Water quality in the area of the Oceano Dunes State Vehicular Recreation Area (ODSVRA), which is managed by the Off-Highway Vehicle (OHV) Division of California State Parks and Recreation, is being threatened by sewage, oil, gasoline, and other contaminates and toxins.
When the ODSVRA was established in 1974, fewer than 500 campsites were planned, with water and sewer to be provided within 10 years, by 1984. In 2006, there were 1000 campsites, each frequently including a half-dozen camping units, with no water or sewer facilities in place. In 2006, almost two million people visited the ODSVRA.
There are no sewer and water hook ups for visitors to the ODSVRA.
Sewage from an average of 6,000 visitors per day, and over 50,000 per day on Holidays, is managed as follows:
Off-roading clubs have traditionally used small shower-like stalls with toilet seats. The human waste goes directly onto the beach, and is covered with handfuls of sand.

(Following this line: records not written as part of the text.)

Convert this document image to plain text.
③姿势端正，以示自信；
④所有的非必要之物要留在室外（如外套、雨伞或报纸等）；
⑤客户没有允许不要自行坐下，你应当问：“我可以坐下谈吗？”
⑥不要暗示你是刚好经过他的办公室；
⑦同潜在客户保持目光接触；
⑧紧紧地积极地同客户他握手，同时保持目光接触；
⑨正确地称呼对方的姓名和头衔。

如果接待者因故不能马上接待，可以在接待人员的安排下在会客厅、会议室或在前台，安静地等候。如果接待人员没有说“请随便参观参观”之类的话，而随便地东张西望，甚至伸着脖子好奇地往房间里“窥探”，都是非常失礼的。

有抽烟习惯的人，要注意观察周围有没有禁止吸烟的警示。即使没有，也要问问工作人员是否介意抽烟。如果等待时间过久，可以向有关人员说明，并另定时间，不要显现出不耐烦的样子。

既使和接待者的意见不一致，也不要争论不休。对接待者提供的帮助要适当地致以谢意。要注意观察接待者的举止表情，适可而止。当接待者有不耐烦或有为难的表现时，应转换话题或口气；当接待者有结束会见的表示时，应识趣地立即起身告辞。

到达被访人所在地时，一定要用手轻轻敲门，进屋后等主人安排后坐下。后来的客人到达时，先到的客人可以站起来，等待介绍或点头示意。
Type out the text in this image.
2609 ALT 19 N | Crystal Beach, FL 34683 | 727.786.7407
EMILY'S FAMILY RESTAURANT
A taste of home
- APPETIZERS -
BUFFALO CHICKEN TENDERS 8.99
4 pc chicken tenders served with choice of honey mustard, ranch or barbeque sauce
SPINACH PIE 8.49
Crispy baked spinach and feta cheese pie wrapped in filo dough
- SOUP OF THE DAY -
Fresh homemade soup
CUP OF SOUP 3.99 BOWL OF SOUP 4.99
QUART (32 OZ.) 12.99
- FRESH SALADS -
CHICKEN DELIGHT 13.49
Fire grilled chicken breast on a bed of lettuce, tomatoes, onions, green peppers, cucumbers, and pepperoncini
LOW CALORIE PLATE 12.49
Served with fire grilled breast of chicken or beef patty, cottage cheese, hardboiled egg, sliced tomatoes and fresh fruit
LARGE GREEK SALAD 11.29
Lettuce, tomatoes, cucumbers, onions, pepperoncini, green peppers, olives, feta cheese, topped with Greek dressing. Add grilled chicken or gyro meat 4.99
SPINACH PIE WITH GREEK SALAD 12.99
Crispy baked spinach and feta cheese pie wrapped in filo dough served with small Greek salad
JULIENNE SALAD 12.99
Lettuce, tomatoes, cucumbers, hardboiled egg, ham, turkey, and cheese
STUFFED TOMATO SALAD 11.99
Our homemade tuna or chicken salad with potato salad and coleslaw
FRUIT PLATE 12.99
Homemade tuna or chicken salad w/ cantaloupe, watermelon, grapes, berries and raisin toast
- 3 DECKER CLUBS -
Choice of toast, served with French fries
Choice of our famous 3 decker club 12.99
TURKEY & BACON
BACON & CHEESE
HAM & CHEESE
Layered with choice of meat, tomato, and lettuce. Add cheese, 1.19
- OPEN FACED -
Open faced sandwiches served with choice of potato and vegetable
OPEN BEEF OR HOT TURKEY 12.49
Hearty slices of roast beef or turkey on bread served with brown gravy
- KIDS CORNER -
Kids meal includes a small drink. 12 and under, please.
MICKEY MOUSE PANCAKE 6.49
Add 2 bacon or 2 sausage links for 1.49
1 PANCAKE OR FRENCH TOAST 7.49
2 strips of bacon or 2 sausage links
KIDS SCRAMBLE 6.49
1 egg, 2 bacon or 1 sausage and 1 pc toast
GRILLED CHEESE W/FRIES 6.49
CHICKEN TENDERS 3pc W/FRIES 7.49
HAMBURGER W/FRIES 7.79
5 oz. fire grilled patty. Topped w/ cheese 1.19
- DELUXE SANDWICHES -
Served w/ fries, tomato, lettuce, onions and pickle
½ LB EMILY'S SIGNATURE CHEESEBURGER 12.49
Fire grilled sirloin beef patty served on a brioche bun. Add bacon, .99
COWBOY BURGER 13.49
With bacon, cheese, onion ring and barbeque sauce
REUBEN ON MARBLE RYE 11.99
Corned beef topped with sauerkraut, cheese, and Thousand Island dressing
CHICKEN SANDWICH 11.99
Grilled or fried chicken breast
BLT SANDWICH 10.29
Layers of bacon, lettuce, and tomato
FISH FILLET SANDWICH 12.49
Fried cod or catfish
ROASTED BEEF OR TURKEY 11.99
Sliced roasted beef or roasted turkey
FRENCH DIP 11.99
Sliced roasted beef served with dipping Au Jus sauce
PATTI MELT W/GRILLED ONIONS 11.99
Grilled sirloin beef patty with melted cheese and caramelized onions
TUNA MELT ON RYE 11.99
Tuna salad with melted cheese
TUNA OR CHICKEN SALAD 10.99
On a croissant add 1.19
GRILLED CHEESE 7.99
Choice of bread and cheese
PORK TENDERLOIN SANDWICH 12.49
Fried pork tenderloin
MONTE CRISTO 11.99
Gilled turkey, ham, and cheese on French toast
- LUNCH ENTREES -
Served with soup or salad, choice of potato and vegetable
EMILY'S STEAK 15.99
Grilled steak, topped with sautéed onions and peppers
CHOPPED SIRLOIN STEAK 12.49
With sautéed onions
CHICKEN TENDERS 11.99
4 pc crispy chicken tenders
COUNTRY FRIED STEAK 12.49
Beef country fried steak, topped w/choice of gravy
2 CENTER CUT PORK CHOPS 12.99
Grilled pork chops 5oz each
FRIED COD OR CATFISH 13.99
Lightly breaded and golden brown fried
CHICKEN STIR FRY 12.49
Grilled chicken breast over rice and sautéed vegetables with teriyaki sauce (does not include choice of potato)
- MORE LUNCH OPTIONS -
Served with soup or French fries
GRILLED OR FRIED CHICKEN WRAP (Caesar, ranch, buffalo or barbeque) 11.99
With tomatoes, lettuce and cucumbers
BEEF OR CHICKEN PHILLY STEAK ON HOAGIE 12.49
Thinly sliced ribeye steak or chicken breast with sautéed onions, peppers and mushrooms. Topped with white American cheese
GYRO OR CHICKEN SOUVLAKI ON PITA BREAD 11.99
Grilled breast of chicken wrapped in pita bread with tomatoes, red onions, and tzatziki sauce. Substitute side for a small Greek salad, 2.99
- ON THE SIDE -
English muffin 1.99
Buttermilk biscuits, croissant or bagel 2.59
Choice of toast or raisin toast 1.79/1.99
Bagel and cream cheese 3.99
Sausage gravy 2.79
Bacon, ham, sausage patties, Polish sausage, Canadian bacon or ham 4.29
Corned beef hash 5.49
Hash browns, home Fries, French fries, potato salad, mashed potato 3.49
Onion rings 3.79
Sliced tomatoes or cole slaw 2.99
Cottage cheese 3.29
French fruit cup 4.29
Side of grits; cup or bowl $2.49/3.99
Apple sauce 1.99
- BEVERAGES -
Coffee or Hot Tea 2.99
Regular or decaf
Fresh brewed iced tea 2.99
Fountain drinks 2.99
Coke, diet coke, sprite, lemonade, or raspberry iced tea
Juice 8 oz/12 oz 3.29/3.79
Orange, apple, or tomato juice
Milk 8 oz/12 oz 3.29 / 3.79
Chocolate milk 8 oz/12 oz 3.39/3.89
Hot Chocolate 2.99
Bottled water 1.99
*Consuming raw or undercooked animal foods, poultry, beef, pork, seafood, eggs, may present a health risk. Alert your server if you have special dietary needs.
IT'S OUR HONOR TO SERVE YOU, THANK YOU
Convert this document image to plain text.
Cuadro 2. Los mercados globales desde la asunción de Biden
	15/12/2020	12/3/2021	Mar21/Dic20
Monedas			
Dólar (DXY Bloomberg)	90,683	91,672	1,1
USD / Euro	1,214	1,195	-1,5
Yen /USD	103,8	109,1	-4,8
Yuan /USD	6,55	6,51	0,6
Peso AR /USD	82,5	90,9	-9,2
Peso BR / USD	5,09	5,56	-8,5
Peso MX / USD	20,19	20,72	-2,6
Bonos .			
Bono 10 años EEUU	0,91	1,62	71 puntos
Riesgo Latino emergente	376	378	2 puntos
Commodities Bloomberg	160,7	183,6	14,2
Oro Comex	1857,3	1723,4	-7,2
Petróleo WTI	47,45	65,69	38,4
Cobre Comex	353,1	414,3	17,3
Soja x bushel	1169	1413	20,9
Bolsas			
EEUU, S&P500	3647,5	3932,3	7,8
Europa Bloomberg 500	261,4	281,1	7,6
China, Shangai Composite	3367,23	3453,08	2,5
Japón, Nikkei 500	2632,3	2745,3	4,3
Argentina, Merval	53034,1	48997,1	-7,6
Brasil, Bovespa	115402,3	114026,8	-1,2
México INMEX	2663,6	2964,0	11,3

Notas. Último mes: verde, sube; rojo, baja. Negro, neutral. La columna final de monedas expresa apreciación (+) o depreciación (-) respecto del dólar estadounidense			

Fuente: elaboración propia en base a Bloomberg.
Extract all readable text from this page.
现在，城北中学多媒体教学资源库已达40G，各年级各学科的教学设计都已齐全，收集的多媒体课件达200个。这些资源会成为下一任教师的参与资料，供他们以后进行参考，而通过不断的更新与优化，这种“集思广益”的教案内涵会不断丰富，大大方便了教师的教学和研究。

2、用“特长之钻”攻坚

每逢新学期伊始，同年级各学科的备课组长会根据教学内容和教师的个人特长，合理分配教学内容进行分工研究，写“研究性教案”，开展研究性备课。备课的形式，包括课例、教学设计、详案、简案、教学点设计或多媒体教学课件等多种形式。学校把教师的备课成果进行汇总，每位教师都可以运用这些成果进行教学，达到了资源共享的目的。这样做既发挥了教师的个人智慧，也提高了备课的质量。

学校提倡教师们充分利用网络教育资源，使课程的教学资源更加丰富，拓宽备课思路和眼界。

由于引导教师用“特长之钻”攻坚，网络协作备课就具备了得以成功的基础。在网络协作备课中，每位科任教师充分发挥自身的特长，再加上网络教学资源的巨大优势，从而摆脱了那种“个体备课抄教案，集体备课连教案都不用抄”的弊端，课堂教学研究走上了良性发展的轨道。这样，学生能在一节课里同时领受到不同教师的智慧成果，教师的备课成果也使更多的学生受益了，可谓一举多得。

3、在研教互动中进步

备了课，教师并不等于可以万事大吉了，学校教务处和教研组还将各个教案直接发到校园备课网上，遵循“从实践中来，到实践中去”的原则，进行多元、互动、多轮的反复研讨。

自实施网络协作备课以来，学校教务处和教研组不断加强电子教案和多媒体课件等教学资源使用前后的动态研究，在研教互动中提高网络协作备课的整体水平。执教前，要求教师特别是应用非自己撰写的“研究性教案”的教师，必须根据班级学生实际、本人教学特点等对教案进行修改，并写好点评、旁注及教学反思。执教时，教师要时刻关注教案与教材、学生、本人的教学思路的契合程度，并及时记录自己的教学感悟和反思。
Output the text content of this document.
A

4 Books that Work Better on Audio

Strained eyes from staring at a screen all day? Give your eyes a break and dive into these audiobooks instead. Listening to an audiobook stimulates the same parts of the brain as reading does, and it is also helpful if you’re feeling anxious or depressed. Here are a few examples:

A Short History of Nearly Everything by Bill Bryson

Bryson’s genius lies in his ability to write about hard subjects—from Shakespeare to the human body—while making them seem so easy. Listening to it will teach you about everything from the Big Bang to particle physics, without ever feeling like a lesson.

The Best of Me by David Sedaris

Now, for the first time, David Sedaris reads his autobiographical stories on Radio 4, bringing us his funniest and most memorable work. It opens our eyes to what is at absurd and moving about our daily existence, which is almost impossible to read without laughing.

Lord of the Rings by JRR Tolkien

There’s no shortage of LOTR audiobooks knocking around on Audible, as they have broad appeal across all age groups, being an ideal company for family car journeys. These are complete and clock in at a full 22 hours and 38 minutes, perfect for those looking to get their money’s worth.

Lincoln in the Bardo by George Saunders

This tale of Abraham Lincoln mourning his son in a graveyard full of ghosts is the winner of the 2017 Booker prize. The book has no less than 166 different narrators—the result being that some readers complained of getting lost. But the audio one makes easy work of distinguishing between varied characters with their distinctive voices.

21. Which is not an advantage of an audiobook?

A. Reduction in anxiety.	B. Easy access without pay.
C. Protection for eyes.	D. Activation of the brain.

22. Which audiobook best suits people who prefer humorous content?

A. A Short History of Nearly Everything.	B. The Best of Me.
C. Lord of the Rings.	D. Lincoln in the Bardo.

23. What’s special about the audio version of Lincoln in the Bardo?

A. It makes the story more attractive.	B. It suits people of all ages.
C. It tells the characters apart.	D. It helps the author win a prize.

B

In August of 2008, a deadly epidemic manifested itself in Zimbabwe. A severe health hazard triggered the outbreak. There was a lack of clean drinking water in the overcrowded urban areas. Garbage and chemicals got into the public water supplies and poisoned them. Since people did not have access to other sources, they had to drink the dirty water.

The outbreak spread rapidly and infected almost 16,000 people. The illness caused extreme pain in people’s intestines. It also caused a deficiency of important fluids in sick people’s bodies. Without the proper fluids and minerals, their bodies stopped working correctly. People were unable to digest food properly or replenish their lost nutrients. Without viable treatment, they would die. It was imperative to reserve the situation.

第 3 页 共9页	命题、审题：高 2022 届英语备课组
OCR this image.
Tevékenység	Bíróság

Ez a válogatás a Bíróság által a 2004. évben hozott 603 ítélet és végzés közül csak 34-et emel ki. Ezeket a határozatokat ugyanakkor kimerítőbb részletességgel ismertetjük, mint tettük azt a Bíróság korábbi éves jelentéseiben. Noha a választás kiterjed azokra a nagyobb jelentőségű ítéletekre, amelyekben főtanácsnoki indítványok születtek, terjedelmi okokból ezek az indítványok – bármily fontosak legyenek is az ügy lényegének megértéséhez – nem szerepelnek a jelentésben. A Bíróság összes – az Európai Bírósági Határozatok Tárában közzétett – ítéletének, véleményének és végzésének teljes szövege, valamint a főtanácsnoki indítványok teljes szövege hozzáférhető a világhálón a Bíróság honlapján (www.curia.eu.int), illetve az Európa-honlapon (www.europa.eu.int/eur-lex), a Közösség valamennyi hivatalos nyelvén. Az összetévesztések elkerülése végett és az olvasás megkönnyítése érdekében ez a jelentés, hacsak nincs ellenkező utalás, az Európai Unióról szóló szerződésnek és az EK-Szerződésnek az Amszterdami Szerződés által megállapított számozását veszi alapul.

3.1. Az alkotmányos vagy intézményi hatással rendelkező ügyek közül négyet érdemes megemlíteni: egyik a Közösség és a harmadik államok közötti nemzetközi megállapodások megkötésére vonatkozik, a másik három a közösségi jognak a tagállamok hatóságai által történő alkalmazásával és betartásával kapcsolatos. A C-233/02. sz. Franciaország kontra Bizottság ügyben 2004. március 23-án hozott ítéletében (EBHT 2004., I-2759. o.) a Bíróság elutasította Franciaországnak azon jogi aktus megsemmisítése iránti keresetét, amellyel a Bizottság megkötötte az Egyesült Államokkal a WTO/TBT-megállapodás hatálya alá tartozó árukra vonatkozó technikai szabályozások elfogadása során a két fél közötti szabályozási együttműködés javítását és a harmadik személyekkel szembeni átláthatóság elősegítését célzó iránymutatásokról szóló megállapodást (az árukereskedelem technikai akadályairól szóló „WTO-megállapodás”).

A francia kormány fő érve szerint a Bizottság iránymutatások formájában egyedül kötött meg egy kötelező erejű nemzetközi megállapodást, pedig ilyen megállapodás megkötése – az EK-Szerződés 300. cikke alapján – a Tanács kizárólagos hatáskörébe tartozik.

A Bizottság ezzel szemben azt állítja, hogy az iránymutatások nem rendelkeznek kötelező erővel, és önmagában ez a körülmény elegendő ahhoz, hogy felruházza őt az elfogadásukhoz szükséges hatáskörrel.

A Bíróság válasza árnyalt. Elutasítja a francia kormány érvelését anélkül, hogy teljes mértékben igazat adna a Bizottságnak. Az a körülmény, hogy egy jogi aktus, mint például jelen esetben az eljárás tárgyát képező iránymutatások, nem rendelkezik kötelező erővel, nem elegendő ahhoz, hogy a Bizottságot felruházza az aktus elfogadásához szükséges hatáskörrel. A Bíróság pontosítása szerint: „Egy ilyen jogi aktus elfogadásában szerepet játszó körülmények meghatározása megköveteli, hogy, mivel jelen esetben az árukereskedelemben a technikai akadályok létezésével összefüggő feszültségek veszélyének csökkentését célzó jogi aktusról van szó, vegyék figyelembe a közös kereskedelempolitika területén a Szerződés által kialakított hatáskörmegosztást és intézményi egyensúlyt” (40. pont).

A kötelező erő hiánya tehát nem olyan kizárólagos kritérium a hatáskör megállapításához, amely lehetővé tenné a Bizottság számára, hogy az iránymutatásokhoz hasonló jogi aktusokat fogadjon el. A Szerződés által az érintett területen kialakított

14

There are porta-potties that the OHV says are repeatedly turned over.
Recently, "Banana Boys" have offered pump-out for recreational vehicle holding tanks. Some campers are unwilling to pay the $30 fee, and others have boycotted the service for other reasons. Reports of dumping of holding tanks onto the beach by witnesses are not systematically or effectively addressed. Few citations are issued for dumping, and the reporting process requires a citizen arrest.
There are a dozen existing "vault" type toilets, whose permit is in question, and a permit in process to double the number of these toilets, which has been appealed. The issues raised include the threat to water quality and sanitation posed by this attempt to legitimize the lack of a sewage system for what amounts to a city positioned on a beach.
In 1974 it was not intended that the visitors to the ODSVRA enter via the beach. The OHV failed to find an environmentally acceptable entry way, and continues to route traffic over a beach and through Arroyo Grande Creek.
Toxins from the undersides of thousands of vehicles per day are washed into the creek. Many vehicles are swept out to sea.
Campers park so close to the inter-tidal zone that water flows underneath them.
Vehicles using the beach as ingress and egress to the ODSVRA go through a "sand ramp" that is intentionally dug to fill with ocean water. Thousands of camping vehicles, many forty feet long, race through this inlet, with the result that many get stuck. Vehicles drive through the water along the beach, spraying the surf.
Unlike Santa Barbara County, who tests water quality on every beach, San Luis Obispo County has never tested in the area of the ODSVRA. On November 7, 2007, the California State Water Board approved testing for contamination of the beach and ocean in this area.